Certaines situations permettent de maintenir un niveau d’apprentissage élevé, d’autres moins. Une situation apprenante l’est de quelque chose. De quoi? Un groupe de situations, un parcours, la mise en relation des situations avec des professionnels différents. Ce qui renvoie à la question de la formation par alternance en fonction du potentiel des situations. Découvrir de ce avec quoi, avec qui nous travaillons génère des changements de point de vue, de position. Analyser des situations à la fois semblables et si différentes permet d’en comprendre les dysfonctionnements et construire des solutions concrètes. Ce qui ne suffit pas à installer des habitudes de nouvelles capacités : la difficulté est de tenir dans la durée ; l’entrainement est une fonction principale de l’apprentissage.
Former en établissement
Pour Luc Ria, professeur à l’IFE et porteur de la chaire UNECO, un déplacement des enjeux de formation initiale et continue se profile aujourd’hui avec en filigrane cette question : peut-on apprendre à enseigner en dehors des situations professionnelles ? L’apprentissage de gestes professionnels passe forcément par l’exercice du métier en interaction avec des enseignants « de terrain » avec alternance entre temps de travail et temps de formation. L’établissement d’accueil peut être un lieu où l’on travaille sur les pratiques pédagogiques et à la transmission des savoir-faire enseignants à condition d’impulser et d’institutionnaliser ces temps de réflexion.
Comment passer d’une culture disciplinaire individuelle à une culture plus transversale et solidaire ? Comment transformer sans formater ? Il existe des attentes spécifiques en formation sur site. Et même si parfois le besoin ne s’exprime pas, il y a nécessité de revitaliser le métier, susciter des controverses professionnelles. A l’échelle internationale, cela existe depuis des années : il faut construire une synergie entre les pilotes de la formation initiale et de la formation continue, mobiliser des ressources trans générationnelles de l’activité professorale.
De nouveaux outils existent : la vidéo-formation qui permet de mobiliser un triple jeu miroir pour apprendre d’une activité tierce, apprendre de sa propre activité, apprendre de l’activité des élèves ; les outils d’analyse à s’approprier progressivement.

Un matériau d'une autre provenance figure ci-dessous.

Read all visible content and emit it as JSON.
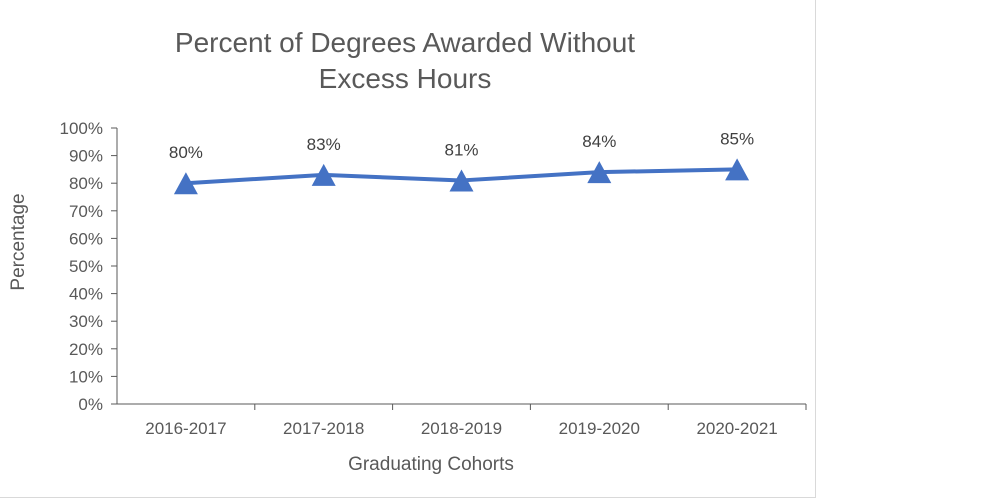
{
  "colors": {
    "series": "#4472c4",
    "axis": "#595959",
    "text": "#595959",
    "border": "#d9d9d9"
  },
  "chart_data": {
    "type": "line",
    "title": "Percent of Degrees Awarded Without Excess Hours",
    "title_lines": [
      "Percent of Degrees Awarded Without",
      "Excess Hours"
    ],
    "xlabel": "Graduating Cohorts",
    "ylabel": "Percentage",
    "categories": [
      "2016-2017",
      "2017-2018",
      "2018-2019",
      "2019-2020",
      "2020-2021"
    ],
    "series": [
      {
        "values": [
          80,
          83,
          81,
          84,
          85
        ],
        "data_labels": [
          "80%",
          "83%",
          "81%",
          "84%",
          "85%"
        ],
        "marker": "triangle"
      }
    ],
    "ylim": [
      0,
      100
    ],
    "yticks": [
      0,
      10,
      20,
      30,
      40,
      50,
      60,
      70,
      80,
      90,
      100
    ],
    "ytick_labels": [
      "0%",
      "10%",
      "20%",
      "30%",
      "40%",
      "50%",
      "60%",
      "70%",
      "80%",
      "90%",
      "100%"
    ],
    "grid": false,
    "legend": "none"
  }
}
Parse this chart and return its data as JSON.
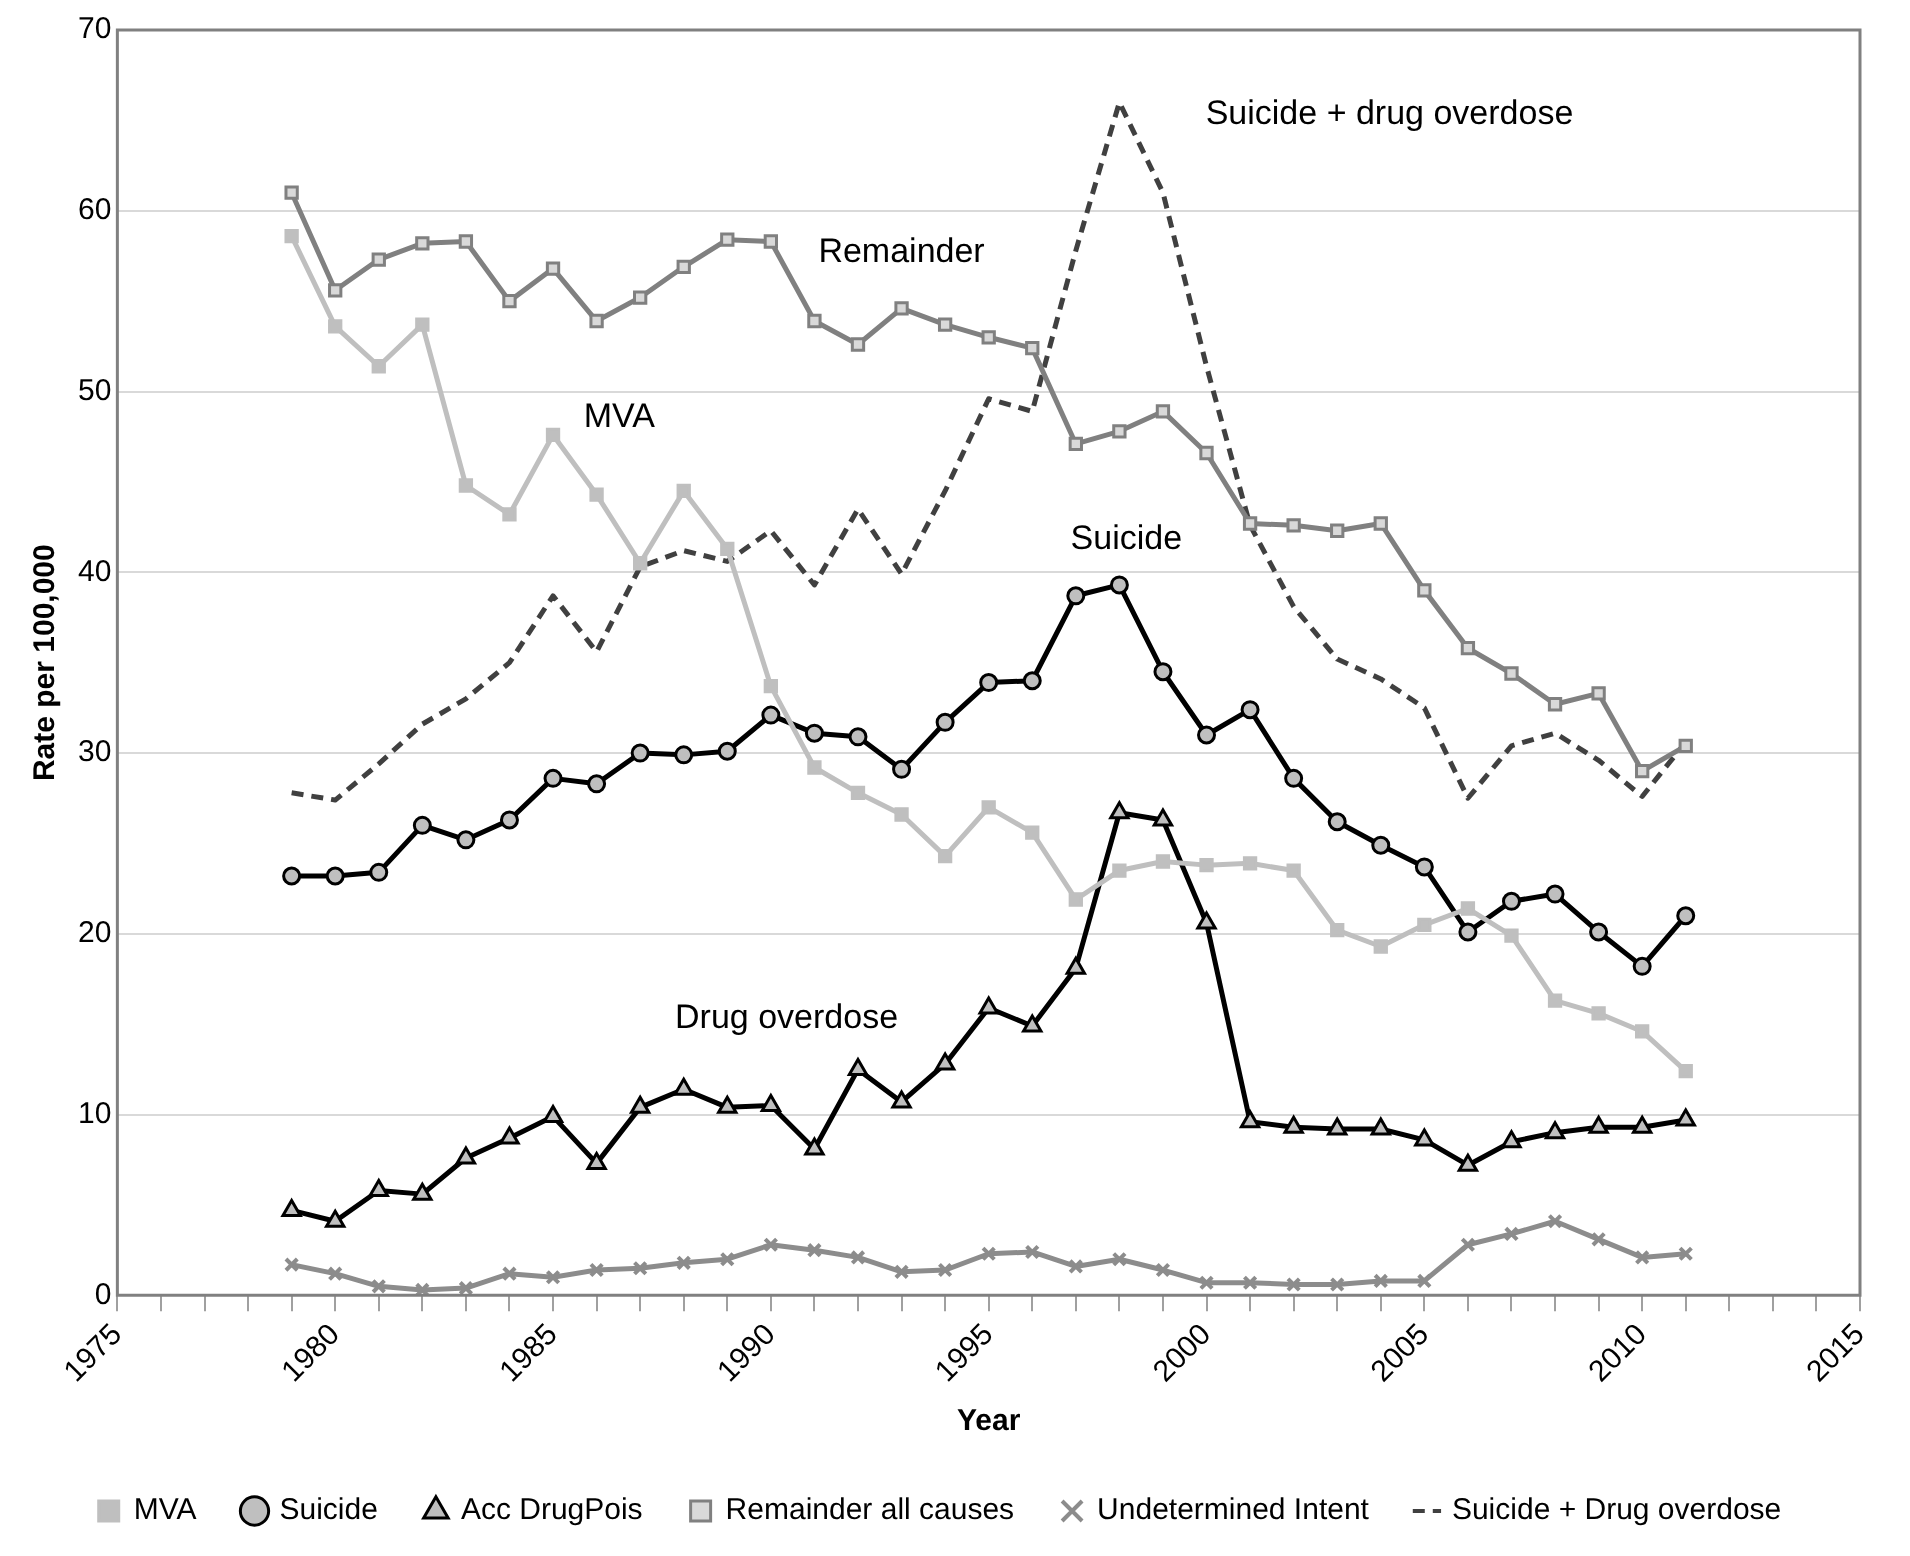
{
  "chart_data": {
    "type": "line",
    "xlabel": "Year",
    "ylabel": "Rate per 100,000",
    "x": [
      1979,
      1980,
      1981,
      1982,
      1983,
      1984,
      1985,
      1986,
      1987,
      1988,
      1989,
      1990,
      1991,
      1992,
      1993,
      1994,
      1995,
      1996,
      1997,
      1998,
      1999,
      2000,
      2001,
      2002,
      2003,
      2004,
      2005,
      2006,
      2007,
      2008,
      2009,
      2010,
      2011
    ],
    "series": [
      {
        "name": "MVA",
        "color": "#bfbfbf",
        "marker": "square",
        "values": [
          58.6,
          53.6,
          51.4,
          53.7,
          44.8,
          43.2,
          47.6,
          44.3,
          40.5,
          44.5,
          41.3,
          33.7,
          29.2,
          27.8,
          26.6,
          24.3,
          27.0,
          25.6,
          21.9,
          23.5,
          24.0,
          23.8,
          23.9,
          23.5,
          20.2,
          19.3,
          20.5,
          21.4,
          19.9,
          16.3,
          15.6,
          14.6,
          12.4
        ]
      },
      {
        "name": "Suicide",
        "color": "#000000",
        "marker": "circle",
        "values": [
          23.2,
          23.2,
          23.4,
          26.0,
          25.2,
          26.3,
          28.6,
          28.3,
          30.0,
          29.9,
          30.1,
          32.1,
          31.1,
          30.9,
          29.1,
          31.7,
          33.9,
          34.0,
          38.7,
          39.3,
          34.5,
          31.0,
          32.4,
          28.6,
          26.2,
          24.9,
          23.7,
          20.1,
          21.8,
          22.2,
          20.1,
          18.2,
          21.0
        ]
      },
      {
        "name": "Acc DrugPois",
        "color": "#000000",
        "marker": "triangle",
        "values": [
          4.7,
          4.1,
          5.8,
          5.6,
          7.6,
          8.7,
          9.9,
          7.3,
          10.4,
          11.4,
          10.4,
          10.5,
          8.1,
          12.5,
          10.7,
          12.8,
          15.9,
          14.9,
          18.1,
          26.7,
          26.3,
          20.6,
          9.6,
          9.3,
          9.2,
          9.2,
          8.6,
          7.2,
          8.5,
          9.0,
          9.3,
          9.3,
          9.7
        ]
      },
      {
        "name": "Remainder all causes",
        "color": "#808080",
        "marker": "square",
        "values": [
          61.0,
          55.6,
          57.3,
          58.2,
          58.3,
          55.0,
          56.8,
          53.9,
          55.2,
          56.9,
          58.4,
          58.3,
          53.9,
          52.6,
          54.6,
          53.7,
          53.0,
          52.4,
          47.1,
          47.8,
          48.9,
          46.6,
          42.7,
          42.6,
          42.3,
          42.7,
          39.0,
          35.8,
          34.4,
          32.7,
          33.3,
          29.0,
          30.4
        ]
      },
      {
        "name": "Undetermined Intent",
        "color": "#8c8c8c",
        "marker": "cross",
        "values": [
          1.7,
          1.2,
          0.5,
          0.3,
          0.4,
          1.2,
          1.0,
          1.4,
          1.5,
          1.8,
          2.0,
          2.8,
          2.5,
          2.1,
          1.3,
          1.4,
          2.3,
          2.4,
          1.6,
          2.0,
          1.4,
          0.7,
          0.7,
          0.6,
          0.6,
          0.8,
          0.8,
          2.8,
          3.4,
          4.1,
          3.1,
          2.1,
          2.3
        ]
      },
      {
        "name": "Suicide + Drug overdose",
        "color": "#404040",
        "marker": "none",
        "line_style": "dashed",
        "values": [
          27.8,
          27.4,
          29.4,
          31.6,
          33.0,
          35.0,
          38.7,
          35.6,
          40.3,
          41.2,
          40.6,
          42.3,
          39.3,
          43.5,
          39.9,
          44.5,
          49.6,
          48.9,
          57.8,
          66.0,
          61.0,
          51.4,
          42.6,
          38.1,
          35.2,
          34.1,
          32.5,
          27.5,
          30.4,
          31.1,
          29.6,
          27.6,
          30.6
        ]
      }
    ],
    "xlim": [
      1975,
      2015
    ],
    "xticks": [
      1975,
      {
        "value": 1976,
        "label": null
      },
      {
        "value": 1977,
        "label": null
      },
      {
        "value": 1978,
        "label": null
      },
      {
        "value": 1979,
        "label": null
      },
      1980,
      {
        "value": 1981,
        "label": null
      },
      {
        "value": 1982,
        "label": null
      },
      {
        "value": 1983,
        "label": null
      },
      {
        "value": 1984,
        "label": null
      },
      1985,
      {
        "value": 1986,
        "label": null
      },
      {
        "value": 1987,
        "label": null
      },
      {
        "value": 1988,
        "label": null
      },
      {
        "value": 1989,
        "label": null
      },
      1990,
      {
        "value": 1991,
        "label": null
      },
      {
        "value": 1992,
        "label": null
      },
      {
        "value": 1993,
        "label": null
      },
      {
        "value": 1994,
        "label": null
      },
      1995,
      {
        "value": 1996,
        "label": null
      },
      {
        "value": 1997,
        "label": null
      },
      {
        "value": 1998,
        "label": null
      },
      {
        "value": 1999,
        "label": null
      },
      2000,
      {
        "value": 2001,
        "label": null
      },
      {
        "value": 2002,
        "label": null
      },
      {
        "value": 2003,
        "label": null
      },
      {
        "value": 2004,
        "label": null
      },
      2005,
      {
        "value": 2006,
        "label": null
      },
      {
        "value": 2007,
        "label": null
      },
      {
        "value": 2008,
        "label": null
      },
      {
        "value": 2009,
        "label": null
      },
      2010,
      {
        "value": 2011,
        "label": null
      },
      {
        "value": 2012,
        "label": null
      },
      {
        "value": 2013,
        "label": null
      },
      {
        "value": 2014,
        "label": null
      },
      2015
    ],
    "ylim": [
      0,
      70
    ],
    "yticks": [
      0,
      10,
      20,
      30,
      40,
      50,
      60,
      70
    ],
    "grid": "y",
    "legend": "bottom",
    "annotations": [
      "Remainder",
      "MVA",
      "Suicide",
      "Drug overdose",
      "Suicide + drug overdose"
    ]
  }
}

Il relève trois obstacles : dépasser les utopies, garder un projet ambitieux, dépasser les pratiques informelles. Il faut s’approprier les outils pour élaborer des étapes d’analyse et de construction de solutions sur le terrain. Il donne les clés de la réussite : une équipe de pilotage, une équipe des personnes-relais de l’établissement, la formation de ces équipes avec un volume d’heures de formation intégré et annoncé dans l’emploi du temps sur des projets thématiques collectifs.